No Brasil, o preço premium associado aos carros elétricos é um dos motivos que explicam a lenta adesão à nova tecnologia. “Há mais de 70 modelos disponíveis e, praticamente todos, são de luxo”, revela Maluf. Quem lidera o ranking de vendas entre os eletrificados é o Toyota Corolla Cross (a partir de R$ 158 mil), com 5.240 unidades emplacadas nos quatro primeiros meses de 2022. Na sequência, com 2.329 unidades vendidas no mesmo período está o Altis, outro Toyota Corolla (R$ 177 mil).

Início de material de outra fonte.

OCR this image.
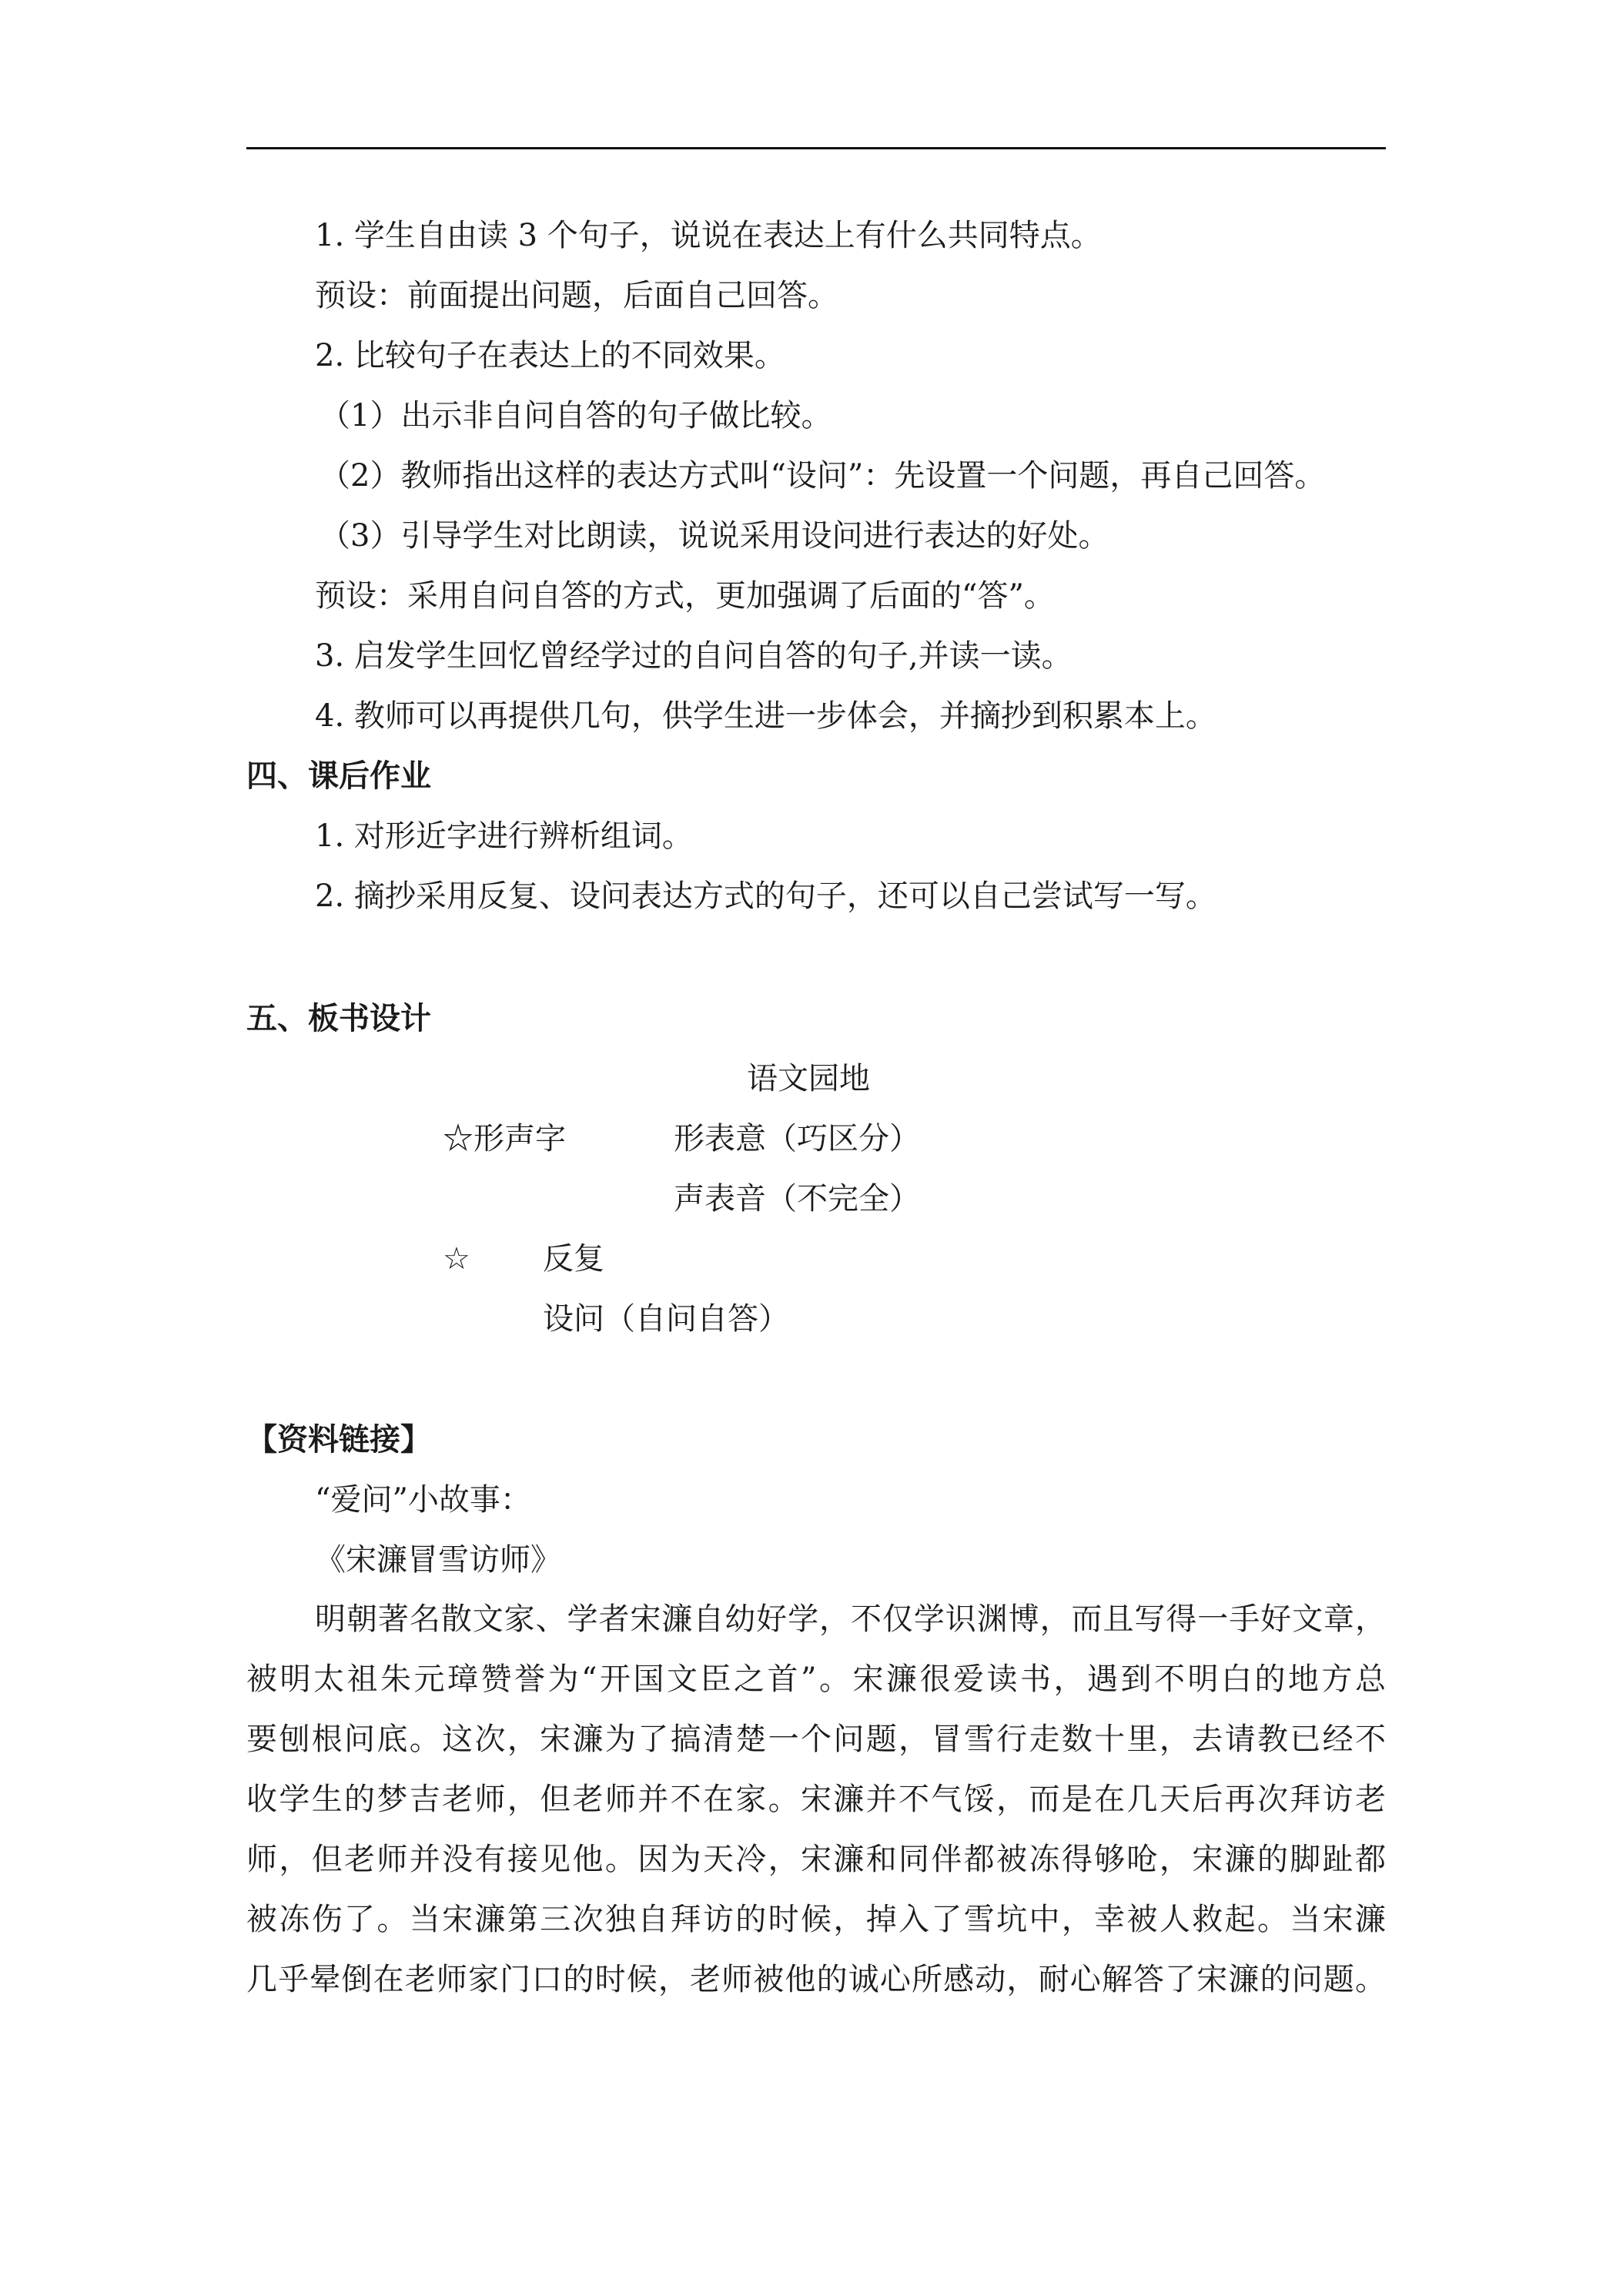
1. 学生自由读 3 个句子，说说在表达上有什么共同特点。
预设：前面提出问题，后面自己回答。
2. 比较句子在表达上的不同效果。
（1）出示非自问自答的句子做比较。
（2）教师指出这样的表达方式叫“设问”：先设置一个问题，再自己回答。
（3）引导学生对比朗读，说说采用设问进行表达的好处。
预设：采用自问自答的方式，更加强调了后面的“答”。
3. 启发学生回忆曾经学过的自问自答的句子,并读一读。
4. 教师可以再提供几句，供学生进一步体会，并摘抄到积累本上。
四、课后作业
1. 对形近字进行辨析组词。
2. 摘抄采用反复、设问表达方式的句子，还可以自己尝试写一写。
五、板书设计
语文园地
☆形声字	形表意（巧区分）
声表音（不完全）
☆ 反复
设问（自问自答）
【资料链接】
“爱问”小故事：
《宋濂冒雪访师》

明朝著名散文家、学者宋濂自幼好学，不仅学识渊博，而且写得一手好文章，

被明太祖朱元璋赞誉为“开国文臣之首”。宋濂很爱读书，遇到不明白的地方总

要刨根问底。这次，宋濂为了搞清楚一个问题，冒雪行走数十里，去请教已经不

收学生的梦吉老师，但老师并不在家。宋濂并不气馁，而是在几天后再次拜访老

师，但老师并没有接见他。因为天冷，宋濂和同伴都被冻得够呛，宋濂的脚趾都

被冻伤了。当宋濂第三次独自拜访的时候，掉入了雪坑中，幸被人救起。当宋濂

几乎晕倒在老师家门口的时候，老师被他的诚心所感动，耐心解答了宋濂的问题。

Na terceira posição, com 638 unidades emplacadas, aparece o Volvo XC60 (R$ 390 mil). “O público que compra um elétrico é mais velho, com idade entre 40 e 60 anos, e ótimo poder aquisitivo”. Mas ele também destaca que há nichos, como empresários que adotam a logística verde e pessoas preocupadas em evitar queima de óleo e emissões de CO2.
Junior acredita que a expansão das redes de recarga no país acontecerá em todos os formatos: residencial, público e privado, mas ressalta: “uma vez que a legislação seja adaptada para essa expansão”. Em 31 de março de 2021, entrou em vigor na cidade de São Paulo, uma lei que determina que todos os edifícios em construção na capital, sejam eles comerciais ou residenciais, instalem pontos de recarga para veículos elétricos. O texto da lei não define quantos pontos devem ser implantados em cada unidade, só que é preciso obedecer às normas técnicas brasileiras e que a medição do gasto e sua cobrança devem ser individualizadas. Estamos começando.
Pequeno dicionário:
HEV (Hybrid Electric Vehicle) – “Veículo Elétrico Híbrido” é a tradução para a sigla que explica um carro que combina um motor a combustão a uma ou mais unidades elétricas que não precisam de recarga externa. O Brasil é o único país do mundo que possuí híbridos flex.
PHEV (Plug-in Hybrid Electric Vehicle) – Em tradução livre para o português seria “Veículo Híbrido Plugável”, um híbrido cuja bateria recebe recarga externa em tomadas ou eletropontos, como se fosse um automóvel 100% elétrico. Sua coleção de baterias costuma ser maior do que a dos carros híbridos.
BEV (Batery Electric Vehicle) – Sigla em inglês para “Veículo Elétrico a Bateria”. Esse tipo de veículo é necessariamente um elétrico com um conjunto de baterias que alimenta os motores. Elas precisam de recarga externa em tomadas ou carregadores rápidos.
EV (Electric Vehicle) – Sigla em inglês para “Veículo Elétrico” que define os modelos que se deslocam usando apenas motores elétricos.